За почти год работы у морга рабочие насмотрелись людского горя. Яркое воспоминание Александра среди рутины — апрельские крики жены военного летчика: «Вскройте этот цинк, хочу на него посмотреть!» Анна радуется, что тогда опоздала и не увидела вдовьих слёз. Напоследок Александр повторяет, что на его памяти так много тел отсюда не забирали и не принимали.
Шесть женщин — три в ярких куртках МЧС, три в гражданских — появляются из-за угла. Одна идет впереди всех — вся в черном. Проходят зарешеченные окна и табличку «Морг». Перед дверью женщина в черном на секунду замирает — и решительно тянет ручку.
Минут через семь выходят. Женщина в черном плачет навзрыд, идет, не разбирая дороги. Эмчээсницы выводят ее под руки, о чем-то тихо разговаривают.

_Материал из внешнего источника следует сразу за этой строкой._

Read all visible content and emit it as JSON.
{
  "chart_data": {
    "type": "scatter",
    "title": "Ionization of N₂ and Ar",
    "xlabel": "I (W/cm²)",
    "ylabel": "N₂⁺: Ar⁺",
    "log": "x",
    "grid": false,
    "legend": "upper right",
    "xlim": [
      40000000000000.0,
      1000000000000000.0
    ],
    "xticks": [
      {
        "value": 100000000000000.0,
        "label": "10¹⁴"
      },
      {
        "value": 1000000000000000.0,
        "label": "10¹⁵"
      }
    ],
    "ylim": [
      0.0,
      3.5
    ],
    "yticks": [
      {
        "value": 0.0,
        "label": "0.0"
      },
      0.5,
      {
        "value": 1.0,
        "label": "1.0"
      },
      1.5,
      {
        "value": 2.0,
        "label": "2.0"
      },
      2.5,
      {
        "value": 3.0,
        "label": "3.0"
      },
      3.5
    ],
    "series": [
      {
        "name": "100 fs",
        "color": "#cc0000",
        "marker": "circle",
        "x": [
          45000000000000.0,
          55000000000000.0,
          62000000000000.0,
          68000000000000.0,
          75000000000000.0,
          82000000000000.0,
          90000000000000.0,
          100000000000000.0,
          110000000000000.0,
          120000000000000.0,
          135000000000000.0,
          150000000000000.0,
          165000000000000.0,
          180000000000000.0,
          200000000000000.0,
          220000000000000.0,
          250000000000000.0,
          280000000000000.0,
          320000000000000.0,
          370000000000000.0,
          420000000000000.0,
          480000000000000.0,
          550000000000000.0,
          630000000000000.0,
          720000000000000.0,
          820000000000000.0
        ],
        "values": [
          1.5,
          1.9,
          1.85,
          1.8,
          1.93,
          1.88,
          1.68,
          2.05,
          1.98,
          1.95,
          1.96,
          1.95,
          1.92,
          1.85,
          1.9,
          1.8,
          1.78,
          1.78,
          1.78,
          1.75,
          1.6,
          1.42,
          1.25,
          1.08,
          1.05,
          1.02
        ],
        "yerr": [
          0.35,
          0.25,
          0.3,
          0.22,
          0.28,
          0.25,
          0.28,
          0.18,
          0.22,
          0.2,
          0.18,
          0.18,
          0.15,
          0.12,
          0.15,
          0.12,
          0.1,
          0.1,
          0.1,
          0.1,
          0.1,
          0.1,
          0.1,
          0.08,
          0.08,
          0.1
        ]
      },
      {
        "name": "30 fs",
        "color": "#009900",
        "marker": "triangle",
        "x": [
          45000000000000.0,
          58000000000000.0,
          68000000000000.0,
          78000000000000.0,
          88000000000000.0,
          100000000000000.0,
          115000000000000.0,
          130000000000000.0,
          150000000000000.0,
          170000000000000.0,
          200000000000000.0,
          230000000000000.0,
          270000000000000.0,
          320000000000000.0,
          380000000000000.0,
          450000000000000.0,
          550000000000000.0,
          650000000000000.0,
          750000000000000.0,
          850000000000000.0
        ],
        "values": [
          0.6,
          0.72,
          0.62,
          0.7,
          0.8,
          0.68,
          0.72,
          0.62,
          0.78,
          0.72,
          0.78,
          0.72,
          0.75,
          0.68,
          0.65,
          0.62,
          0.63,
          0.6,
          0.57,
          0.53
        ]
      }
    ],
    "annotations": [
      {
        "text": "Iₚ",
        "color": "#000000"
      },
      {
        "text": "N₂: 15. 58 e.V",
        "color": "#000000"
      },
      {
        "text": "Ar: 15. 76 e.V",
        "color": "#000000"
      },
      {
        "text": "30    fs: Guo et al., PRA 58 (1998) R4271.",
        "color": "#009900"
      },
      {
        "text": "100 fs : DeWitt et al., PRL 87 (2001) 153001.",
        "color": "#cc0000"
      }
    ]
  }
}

Девушка кивает с бессмысленным взглядом к сотрудницам не обращенным, шепчет губами: «Извините». Близкие ведут ее к лавочке, усаживают, вытирают ладонями щеки. Она не сопротивляется.
Женщина опознала среди погибших члена семьи, говорят мне сотрудницы МЧС. И сразу отворачиваются. Глаза у них тоже на мокром месте.
Спустя неделю
Уже на следующий день после трагедии жильцам уцелевших квартир позволили вернуться в дом на Коммунистической улице. Надежда Рябчик говорит, что у сгоревших подъездов появился металлический забор — дом собираются восстанавливать.
— Я редко выхожу на улицу, — говорит она. — [Проходить мимо места катастрофы] не жутко. Напоминает, конечно, что случилось, но человек ведь ко всему привыкает.
— Навряд ли запретят [над городом летать]. Я думаю, будут снова летать. На кону стоит много всего, а тут — один город, — считает Василий Биджоев.
Но за минувшую неделю, по его словам, с аэродрома Ейск не поднялся ни один самолет. После трагедии — тишина.